Peringatan ini sering diramaikan dengan lomba berbagai kegiatan, seperti lomba membaca atau menulis puisi. Bukan cuma untuk kebutuhan lomba, puisi ini bisa dibagikan ke media sosial untuk menyemarakkan hari spesial ini.
Nah, bagi infoers yang sedang mencari inspirasi puisi untuk lomba atau membagikannya di media sosial, berikut infoSulsel menyajikan kumpulan contohnya. Yuk, disimak!
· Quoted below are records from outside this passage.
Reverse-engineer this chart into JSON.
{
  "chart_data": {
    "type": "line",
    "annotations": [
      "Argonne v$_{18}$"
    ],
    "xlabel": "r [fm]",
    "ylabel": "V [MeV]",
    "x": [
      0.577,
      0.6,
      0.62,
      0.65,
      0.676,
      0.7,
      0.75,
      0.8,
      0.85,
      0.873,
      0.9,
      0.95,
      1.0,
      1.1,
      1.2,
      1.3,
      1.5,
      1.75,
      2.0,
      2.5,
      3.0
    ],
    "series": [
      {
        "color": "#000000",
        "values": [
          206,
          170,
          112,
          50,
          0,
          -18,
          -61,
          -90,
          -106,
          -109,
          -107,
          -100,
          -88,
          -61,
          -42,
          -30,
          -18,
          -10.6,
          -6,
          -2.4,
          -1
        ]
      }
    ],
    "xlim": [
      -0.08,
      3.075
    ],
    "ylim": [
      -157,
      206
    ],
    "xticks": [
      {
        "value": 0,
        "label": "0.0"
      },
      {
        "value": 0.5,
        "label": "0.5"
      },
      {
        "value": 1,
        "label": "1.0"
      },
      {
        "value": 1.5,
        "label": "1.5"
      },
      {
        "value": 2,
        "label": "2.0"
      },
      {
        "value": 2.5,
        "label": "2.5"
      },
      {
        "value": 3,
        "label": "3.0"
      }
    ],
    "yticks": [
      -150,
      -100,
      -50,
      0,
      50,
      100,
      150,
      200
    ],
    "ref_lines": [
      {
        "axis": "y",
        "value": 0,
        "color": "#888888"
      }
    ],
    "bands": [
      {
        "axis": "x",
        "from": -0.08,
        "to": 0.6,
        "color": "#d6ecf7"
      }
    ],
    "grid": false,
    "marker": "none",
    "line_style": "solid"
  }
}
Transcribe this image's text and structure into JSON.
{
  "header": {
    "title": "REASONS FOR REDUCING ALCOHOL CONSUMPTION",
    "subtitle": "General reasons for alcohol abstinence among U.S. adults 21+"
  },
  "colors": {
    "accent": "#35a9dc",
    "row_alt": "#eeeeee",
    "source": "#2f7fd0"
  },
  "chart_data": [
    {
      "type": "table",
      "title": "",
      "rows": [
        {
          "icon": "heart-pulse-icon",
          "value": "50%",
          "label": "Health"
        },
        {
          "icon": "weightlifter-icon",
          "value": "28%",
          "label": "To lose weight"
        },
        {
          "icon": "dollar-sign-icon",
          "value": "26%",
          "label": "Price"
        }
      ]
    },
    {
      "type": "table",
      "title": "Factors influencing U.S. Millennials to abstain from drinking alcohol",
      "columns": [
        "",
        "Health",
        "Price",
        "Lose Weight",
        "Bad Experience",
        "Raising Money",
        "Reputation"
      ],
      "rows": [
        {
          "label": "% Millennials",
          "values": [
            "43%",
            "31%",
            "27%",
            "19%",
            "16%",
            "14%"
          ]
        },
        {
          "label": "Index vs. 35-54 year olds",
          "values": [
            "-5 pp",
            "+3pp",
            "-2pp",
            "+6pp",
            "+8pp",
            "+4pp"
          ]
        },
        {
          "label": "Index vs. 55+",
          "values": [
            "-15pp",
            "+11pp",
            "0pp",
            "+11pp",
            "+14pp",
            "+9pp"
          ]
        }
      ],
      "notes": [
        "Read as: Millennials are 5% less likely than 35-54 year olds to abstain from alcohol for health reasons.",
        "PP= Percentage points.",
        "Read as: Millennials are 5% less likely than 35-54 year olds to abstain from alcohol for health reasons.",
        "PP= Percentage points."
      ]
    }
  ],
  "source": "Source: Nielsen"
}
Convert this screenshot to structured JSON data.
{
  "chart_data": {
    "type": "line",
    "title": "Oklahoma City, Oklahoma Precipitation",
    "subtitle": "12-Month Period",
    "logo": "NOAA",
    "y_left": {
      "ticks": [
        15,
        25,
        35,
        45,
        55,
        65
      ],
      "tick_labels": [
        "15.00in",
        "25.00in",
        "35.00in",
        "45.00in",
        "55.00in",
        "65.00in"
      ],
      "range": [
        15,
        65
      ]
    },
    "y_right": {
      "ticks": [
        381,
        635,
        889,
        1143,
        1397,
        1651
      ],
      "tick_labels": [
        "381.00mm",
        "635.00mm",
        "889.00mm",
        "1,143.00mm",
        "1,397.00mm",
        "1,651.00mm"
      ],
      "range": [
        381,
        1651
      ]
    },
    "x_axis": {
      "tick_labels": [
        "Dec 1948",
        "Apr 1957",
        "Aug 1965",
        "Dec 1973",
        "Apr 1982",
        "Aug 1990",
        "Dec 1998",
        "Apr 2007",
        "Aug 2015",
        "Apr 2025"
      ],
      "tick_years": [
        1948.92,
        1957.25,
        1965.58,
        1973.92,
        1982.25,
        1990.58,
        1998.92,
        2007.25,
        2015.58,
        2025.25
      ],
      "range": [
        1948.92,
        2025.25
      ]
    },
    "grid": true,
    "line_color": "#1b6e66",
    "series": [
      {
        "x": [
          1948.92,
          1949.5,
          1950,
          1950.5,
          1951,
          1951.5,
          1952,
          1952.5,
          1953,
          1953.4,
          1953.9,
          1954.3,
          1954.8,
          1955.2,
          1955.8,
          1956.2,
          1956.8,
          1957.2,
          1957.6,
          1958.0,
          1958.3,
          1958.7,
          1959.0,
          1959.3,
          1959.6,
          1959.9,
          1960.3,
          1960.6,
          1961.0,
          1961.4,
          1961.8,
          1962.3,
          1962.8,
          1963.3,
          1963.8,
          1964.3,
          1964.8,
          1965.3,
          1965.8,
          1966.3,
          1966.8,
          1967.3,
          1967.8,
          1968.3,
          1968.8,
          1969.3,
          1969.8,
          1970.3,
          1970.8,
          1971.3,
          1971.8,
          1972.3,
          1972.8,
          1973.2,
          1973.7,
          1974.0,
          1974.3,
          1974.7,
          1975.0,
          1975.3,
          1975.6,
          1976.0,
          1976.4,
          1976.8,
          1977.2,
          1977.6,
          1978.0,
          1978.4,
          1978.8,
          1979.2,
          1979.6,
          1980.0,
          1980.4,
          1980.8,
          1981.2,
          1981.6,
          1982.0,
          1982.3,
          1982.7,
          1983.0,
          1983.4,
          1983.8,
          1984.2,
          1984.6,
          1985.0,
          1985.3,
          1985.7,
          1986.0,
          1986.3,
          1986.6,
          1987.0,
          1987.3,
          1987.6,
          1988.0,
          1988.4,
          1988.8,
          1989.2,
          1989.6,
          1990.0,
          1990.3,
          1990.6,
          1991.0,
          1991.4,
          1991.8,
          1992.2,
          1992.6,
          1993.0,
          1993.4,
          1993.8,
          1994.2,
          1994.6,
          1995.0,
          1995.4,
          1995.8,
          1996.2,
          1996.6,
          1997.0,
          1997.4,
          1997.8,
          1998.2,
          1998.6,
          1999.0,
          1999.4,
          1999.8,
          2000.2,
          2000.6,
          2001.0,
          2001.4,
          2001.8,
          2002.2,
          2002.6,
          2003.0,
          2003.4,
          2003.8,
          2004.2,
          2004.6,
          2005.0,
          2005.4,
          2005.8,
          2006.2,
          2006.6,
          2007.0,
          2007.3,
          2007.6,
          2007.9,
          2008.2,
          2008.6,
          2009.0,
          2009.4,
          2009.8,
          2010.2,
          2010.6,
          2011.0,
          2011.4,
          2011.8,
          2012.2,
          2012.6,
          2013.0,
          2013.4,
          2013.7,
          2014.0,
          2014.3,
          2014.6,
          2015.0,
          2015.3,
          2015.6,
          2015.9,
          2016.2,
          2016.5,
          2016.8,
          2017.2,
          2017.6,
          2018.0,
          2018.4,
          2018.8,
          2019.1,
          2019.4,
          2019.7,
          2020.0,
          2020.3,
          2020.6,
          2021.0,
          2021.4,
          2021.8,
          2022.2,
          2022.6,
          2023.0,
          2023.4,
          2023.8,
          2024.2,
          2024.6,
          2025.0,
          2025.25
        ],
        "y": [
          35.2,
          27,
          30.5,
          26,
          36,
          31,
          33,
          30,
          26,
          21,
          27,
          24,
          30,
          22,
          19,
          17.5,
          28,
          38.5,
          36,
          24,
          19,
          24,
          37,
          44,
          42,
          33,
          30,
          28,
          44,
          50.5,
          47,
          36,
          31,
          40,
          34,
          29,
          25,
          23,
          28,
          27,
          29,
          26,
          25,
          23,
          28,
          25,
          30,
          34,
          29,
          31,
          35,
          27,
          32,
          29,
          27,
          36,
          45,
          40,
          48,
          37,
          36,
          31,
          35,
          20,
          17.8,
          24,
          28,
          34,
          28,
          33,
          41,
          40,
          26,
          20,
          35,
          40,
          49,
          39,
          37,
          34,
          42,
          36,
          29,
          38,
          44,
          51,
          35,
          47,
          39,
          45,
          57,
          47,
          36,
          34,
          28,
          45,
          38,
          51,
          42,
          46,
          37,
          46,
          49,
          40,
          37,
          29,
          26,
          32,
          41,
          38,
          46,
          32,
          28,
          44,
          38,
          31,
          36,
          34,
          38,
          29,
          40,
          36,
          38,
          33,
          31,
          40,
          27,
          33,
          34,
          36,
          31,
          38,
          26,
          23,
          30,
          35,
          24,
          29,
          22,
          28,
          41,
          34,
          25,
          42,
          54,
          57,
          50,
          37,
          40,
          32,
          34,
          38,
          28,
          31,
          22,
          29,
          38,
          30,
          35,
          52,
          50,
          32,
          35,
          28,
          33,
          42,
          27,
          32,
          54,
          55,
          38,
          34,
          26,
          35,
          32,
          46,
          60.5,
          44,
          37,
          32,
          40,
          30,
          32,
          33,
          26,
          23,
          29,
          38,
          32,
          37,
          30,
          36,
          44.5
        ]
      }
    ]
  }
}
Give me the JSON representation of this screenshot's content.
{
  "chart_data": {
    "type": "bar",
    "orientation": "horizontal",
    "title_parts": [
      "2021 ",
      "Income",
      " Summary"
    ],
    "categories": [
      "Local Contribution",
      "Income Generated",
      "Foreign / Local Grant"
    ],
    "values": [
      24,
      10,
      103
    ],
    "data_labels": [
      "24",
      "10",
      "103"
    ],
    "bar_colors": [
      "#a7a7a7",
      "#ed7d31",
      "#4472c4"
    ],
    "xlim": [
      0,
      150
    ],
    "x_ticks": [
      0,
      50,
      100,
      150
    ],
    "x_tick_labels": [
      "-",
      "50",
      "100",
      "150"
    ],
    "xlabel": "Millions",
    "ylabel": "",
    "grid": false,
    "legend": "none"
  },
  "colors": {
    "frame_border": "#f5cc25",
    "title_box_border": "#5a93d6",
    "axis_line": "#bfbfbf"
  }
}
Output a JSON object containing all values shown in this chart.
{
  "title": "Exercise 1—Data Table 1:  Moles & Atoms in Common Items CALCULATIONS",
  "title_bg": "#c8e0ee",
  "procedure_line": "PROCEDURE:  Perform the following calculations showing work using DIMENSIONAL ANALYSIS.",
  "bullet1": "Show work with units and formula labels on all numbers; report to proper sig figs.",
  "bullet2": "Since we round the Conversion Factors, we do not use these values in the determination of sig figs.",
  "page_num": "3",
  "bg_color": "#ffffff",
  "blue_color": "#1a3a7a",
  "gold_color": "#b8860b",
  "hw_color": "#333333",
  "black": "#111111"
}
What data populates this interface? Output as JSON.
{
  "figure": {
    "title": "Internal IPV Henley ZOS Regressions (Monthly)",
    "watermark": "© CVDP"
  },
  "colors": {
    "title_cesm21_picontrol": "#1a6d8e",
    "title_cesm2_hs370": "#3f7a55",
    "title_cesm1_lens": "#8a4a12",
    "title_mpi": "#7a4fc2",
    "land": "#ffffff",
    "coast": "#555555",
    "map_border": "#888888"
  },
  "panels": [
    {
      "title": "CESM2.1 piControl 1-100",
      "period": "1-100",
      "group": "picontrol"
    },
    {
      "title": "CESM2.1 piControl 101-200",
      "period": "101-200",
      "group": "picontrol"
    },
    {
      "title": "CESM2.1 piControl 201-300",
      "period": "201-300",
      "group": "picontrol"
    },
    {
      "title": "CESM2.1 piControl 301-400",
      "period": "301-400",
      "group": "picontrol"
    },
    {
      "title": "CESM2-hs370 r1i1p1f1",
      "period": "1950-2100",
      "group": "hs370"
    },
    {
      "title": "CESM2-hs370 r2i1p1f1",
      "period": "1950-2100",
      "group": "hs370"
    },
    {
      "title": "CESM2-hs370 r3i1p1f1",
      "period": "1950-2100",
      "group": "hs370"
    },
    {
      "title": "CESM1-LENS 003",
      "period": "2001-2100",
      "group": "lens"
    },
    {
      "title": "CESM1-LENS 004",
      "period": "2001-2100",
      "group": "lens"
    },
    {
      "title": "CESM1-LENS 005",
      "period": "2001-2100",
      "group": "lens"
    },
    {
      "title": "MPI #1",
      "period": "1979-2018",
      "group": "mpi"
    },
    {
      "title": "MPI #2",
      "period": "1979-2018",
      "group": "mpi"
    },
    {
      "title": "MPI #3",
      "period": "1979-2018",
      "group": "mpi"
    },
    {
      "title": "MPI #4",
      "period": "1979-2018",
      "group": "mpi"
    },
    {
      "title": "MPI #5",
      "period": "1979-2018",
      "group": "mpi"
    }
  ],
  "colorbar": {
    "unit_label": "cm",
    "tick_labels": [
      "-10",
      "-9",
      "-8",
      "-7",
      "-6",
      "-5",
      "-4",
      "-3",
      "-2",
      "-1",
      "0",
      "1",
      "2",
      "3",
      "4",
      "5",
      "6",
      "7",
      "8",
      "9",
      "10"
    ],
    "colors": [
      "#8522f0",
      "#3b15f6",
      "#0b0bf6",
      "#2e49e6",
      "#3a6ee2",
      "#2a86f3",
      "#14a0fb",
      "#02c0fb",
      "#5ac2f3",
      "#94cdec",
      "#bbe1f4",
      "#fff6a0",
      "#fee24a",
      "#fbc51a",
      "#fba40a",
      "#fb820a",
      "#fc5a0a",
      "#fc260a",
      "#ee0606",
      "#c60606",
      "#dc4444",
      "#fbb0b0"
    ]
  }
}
Berikut contoh puisi bertema pendidikan yang bisa dibacakan pada Hari Pendidikan Nasional:
Di ujung sore yang sepi
Terbayang kerinyit kemarahan bercampur bau perjuangan
yang berkobar sekian puluh tahun yang lalu
“apakah kamu mendidik?”
“iya jawabku”
“mendidik semacam apa?”
“ya mendidik orang muda supaya pintar, supaya tidak
bertemu alisnya ketika berbicara teknologi, supaya kelak
jadi kaya”
“cukupkah?” desisnya lagi. Kamu lupa, pendidikan itu untuk
mempertajam kecerdasan, memperkukuh kemauan serta
memperhalus perasaan”
Aku terdiam
Membiarkan suara suara di telinga terganti oleh detak
nadiku yang lebih cepat
Tergerus oleh arus yang lebih cepat,
Terlupa kemewahan idealisme, kokoh kemauan, dan halus
perasaan
Terlupa atau sengaja lupa
Itu tetap kegagalan
Oleh Ika Rahutani
Sumber: Buku Pijar: Antologi Puisi Pendidikan oleh Universitas Katolik Soegijapranata
Kami tumbuh untuk Indonesia
Kami hidup untuk Indonesia
Kami berdiri untuk Indonesia
Kami mati untuk Indonesia
Tidak semata mata kami hanya meminta
Dengan jeritan dan ronta
Tapi kami juga mengalirkan
Ilmu sebagai terapan yang meringankan
Malam tergelap tepat sebelum fajar
Rintangan dan halangan selalu mengajar
Esa hilang dua terbilang
Tak akan ada harapan yang hilang
Oleh: Elfrida Octaviani
Sumber: Buku Pijar: Antologi Puisi Pendidikan oleh Universitas Katolik Soegijapranata
Jika Matahari tidak ada
Jika Matahari tidak bersinar lagi
Maka gelaplah dunia ini
Tak ada setitik pun cahaya menyinarinya
Tidak ada kehangatan yang terpancar
Guru…
Engkau seperti matahari
Bersinar dan memberi cahaya pendidikan
Dengan ketulusan engkau mendidik
Engkau mengajar dan membagi ilmu
Terimakasih atas segala jasamu
Engkaulah pahlawan bagiku
Oleh: Pieter Wattimury
Sumber: Buku Pijar: Antologi Puisi Pendidikan oleh Universitas Katolik Soegijapranata
Matahari t’lah terik di ubun-ubun,
Waktunya pulang, ke rumah seberang sungai
Bu guru menyuruh kami berdiri; seperti biasanya
nyanyikan lagu Nasional di sisa jam sekolah.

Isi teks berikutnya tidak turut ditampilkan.